Suzuki in Japanese and Izaki in English tell evocative stories about coffee, Japanese ingredients, culture, philosophy and culinary heritage, while Suzuki precisely executes a series of drinks. First she brews the Eugenioides coffee over a frozen titanium sphere on a Paragon pour-over set-up fitted with an Origami dripper, made with porcelain in Mino in Japan’s Gifu region.
This process locks in delicate flavors of the coffee beans as hot water drips over the frozen ball and into the carafe. The coffee is brewed with pristine Sharaku water from a sake distillery in Fukushima, which is boiled on the counter in the steaming antique cast-iron kettle to make the water softer. The result: a complex sweetness from the beans captured by the carefully orchestrated hand-brewing process.
For the second course, Suzuki turns to the customized Victoria Arduino E1 Prima espresso machine to make a silky gorgeous latte served in a rustic handmade white ceramic cup by Kai Tsujimura in Nara. She pulls a shot of espresso to be served with ultra-velvety and rich freeze-distilled milk, a technique used in barista competitions to bring out the sweetness of the milk to complement delicate coffees.
The flavors of the coffee for this course, which they call Umami Milk, are complimented with ingredients Izaki experienced on his journey around Japan: yeast-fermented shiitake mushrooms, tomato, seaweed, dried bonito, sansho pepper, orange peel and dried mirin.

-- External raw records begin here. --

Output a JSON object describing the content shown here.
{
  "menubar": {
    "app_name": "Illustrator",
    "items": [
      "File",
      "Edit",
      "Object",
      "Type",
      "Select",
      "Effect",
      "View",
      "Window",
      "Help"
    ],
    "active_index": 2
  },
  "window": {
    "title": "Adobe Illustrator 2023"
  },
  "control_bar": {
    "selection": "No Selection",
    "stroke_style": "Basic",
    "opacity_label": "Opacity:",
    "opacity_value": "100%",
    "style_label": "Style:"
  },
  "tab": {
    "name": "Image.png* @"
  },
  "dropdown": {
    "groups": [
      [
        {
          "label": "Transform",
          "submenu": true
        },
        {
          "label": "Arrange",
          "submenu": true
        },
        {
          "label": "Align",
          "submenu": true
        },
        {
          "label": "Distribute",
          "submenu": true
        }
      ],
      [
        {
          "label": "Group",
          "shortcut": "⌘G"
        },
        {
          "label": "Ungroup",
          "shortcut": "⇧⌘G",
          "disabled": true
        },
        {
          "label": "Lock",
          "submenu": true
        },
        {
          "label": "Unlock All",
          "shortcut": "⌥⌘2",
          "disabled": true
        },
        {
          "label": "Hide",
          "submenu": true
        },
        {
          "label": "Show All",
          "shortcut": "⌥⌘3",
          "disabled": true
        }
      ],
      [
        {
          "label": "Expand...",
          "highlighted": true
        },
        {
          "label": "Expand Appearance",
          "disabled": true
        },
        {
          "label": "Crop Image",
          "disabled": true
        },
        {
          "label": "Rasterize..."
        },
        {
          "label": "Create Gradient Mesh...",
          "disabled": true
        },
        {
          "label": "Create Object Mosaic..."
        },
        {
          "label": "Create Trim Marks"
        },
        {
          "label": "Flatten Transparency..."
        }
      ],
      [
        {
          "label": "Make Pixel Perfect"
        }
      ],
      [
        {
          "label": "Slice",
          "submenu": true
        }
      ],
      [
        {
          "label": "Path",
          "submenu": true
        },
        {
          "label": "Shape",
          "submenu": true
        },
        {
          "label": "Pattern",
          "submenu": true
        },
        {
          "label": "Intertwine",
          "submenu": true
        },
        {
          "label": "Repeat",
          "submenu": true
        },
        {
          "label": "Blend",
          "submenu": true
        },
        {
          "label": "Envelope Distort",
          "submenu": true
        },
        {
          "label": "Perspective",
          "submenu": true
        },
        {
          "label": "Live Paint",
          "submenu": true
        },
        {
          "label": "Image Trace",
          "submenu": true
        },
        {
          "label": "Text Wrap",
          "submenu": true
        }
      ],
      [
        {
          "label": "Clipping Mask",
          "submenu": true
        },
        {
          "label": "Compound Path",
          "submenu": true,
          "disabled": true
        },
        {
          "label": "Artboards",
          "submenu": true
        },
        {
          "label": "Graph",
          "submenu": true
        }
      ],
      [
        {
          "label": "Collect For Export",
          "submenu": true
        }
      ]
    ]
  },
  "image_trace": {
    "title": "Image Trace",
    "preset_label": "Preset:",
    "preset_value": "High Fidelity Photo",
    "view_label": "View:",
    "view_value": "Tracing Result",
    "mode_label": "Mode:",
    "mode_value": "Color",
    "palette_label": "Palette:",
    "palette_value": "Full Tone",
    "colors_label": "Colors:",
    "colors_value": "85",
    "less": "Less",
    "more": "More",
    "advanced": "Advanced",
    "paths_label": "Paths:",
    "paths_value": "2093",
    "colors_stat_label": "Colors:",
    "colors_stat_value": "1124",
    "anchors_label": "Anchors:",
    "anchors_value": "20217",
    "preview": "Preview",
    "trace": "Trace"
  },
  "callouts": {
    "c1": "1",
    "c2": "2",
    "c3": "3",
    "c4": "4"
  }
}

Rather than pouring the steamed milk over the espresso, Suzuki steams all of the ingredients together so each sip reveals layers of the umami flavors.
And finally, the third course, a juicy, citrusy Buddha’s hand shakerato made with espresso, served in a delicate cocktail glass. Buddha’s hand, papaya enzyme syrup and yeast-fermented tomato are emulsified in a cocktail shaker and poured through a fine sieve into a delicate crystal cocktail glass.
All the while an antique cast-iron teapot has been steaming away on the counter, sending mist into the air, inspired by tea ceremony practices that formed many of the rituals Izaki wanted to share with guests at Cokuun. Inside the cocoon, thet tasting becomes a form of time travel: to the past, present and future of coffee drinking culture.